Bang Bang
- Country: Albania
- Broadcast area: Albania Kosovo North Macedonia Montenegro Across Europe (via satellite) Worldwide (via OTT)
- Headquarters: Tirana, Albania

Programming
- Language: Albanian
- Picture format: 16:9 (576i, SDTV)

Ownership
- Owner: DigitAlb
- Sister channels: Çufo Junior

History
- Launched: July–August 2004 (terrestrial)^{[citation needed]} 17 December 2004 (20 years ago) (satellite)

Links
- Website: digitalb.al

= Bang Bang (TV channel) =

Albanian television channel

Bang Bang is an Albanian TV channel for children aged 1–14. It was launched on 17 December 2004 by the TV platform DigitAlb. All of Bang Bang's programming is in Albanian, which can be switchable to the original language (of dubbing) on the second audio track. The channel also has a rating system, which is divided into three groups; Baby (1–5 years old), Kids (6–9 years old), and Generation (11–14 years old).

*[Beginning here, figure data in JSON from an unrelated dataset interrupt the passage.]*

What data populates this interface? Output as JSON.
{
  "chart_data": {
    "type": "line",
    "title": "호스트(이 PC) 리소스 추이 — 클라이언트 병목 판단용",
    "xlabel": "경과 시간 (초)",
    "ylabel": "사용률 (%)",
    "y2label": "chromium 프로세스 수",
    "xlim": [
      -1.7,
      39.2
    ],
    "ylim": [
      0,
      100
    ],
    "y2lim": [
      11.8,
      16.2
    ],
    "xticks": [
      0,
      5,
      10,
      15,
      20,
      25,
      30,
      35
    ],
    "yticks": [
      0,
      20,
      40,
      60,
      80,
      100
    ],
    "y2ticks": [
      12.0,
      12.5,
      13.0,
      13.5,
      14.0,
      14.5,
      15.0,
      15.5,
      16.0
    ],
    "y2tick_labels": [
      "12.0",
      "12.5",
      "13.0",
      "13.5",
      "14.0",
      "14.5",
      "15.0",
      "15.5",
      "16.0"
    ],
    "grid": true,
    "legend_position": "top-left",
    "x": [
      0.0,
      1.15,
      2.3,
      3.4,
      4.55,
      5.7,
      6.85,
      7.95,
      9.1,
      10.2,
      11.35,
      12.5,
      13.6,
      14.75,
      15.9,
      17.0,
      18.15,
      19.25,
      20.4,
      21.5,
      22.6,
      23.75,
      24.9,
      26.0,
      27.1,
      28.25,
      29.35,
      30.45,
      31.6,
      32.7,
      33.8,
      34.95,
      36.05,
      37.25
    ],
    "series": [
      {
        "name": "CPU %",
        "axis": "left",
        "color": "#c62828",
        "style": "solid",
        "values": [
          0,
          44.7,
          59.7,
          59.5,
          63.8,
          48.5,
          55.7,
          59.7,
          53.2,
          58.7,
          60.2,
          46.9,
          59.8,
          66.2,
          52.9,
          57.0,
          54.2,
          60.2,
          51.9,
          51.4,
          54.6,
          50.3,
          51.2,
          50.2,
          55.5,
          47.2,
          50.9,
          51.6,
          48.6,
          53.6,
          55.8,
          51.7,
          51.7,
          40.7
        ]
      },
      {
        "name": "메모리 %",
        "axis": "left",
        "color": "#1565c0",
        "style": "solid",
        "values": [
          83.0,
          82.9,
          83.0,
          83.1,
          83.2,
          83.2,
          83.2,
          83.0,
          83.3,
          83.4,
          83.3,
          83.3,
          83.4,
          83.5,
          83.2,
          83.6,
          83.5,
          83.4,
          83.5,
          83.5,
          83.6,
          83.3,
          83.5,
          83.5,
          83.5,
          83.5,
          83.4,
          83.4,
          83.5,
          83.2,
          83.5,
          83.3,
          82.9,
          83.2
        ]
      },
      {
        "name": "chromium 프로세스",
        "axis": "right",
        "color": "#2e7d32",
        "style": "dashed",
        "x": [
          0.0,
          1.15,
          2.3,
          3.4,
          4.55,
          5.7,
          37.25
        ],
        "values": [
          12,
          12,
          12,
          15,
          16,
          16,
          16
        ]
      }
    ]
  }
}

Çufo is its main sister channel, sharing its dubs and promos about upcoming content with each other. Many dubs that have aired on Çufo in the past currently air on Bang Bang or vice versa.

==Programming==

===Programs===

Bang Bang broadcasts various foreign animated series from around the world, all dubbed into Albanian, along with some Albanian originals mostly made by DigitAlb. The dubbing is currently handled by Studio Suprem, with previous contributions from various studios such as AA Film Company's "Jess" Discographic, NGS Recording, Top Channel, Albatrade, and Albania Production (Unison).

==Logo history==
The first logo used by Bang Bang from 2004 to 2006 featured a train with the engine displaying the letter "B" and the carriages spelling out "ANG BANG." The second logo, used from 2006 to 2007, depicted a blue-colored splash with the words "BANG BANG" inside. From 2007 to 2009, the logo consisted of eight differently colored splashes, each containing one letter of the name, such as "B" in the first splash and "A" in the second. Since 2009, the logo has used eight yellow-colored letters, and the channel has introduced its own mascot, a monkey formed from the channel's letters.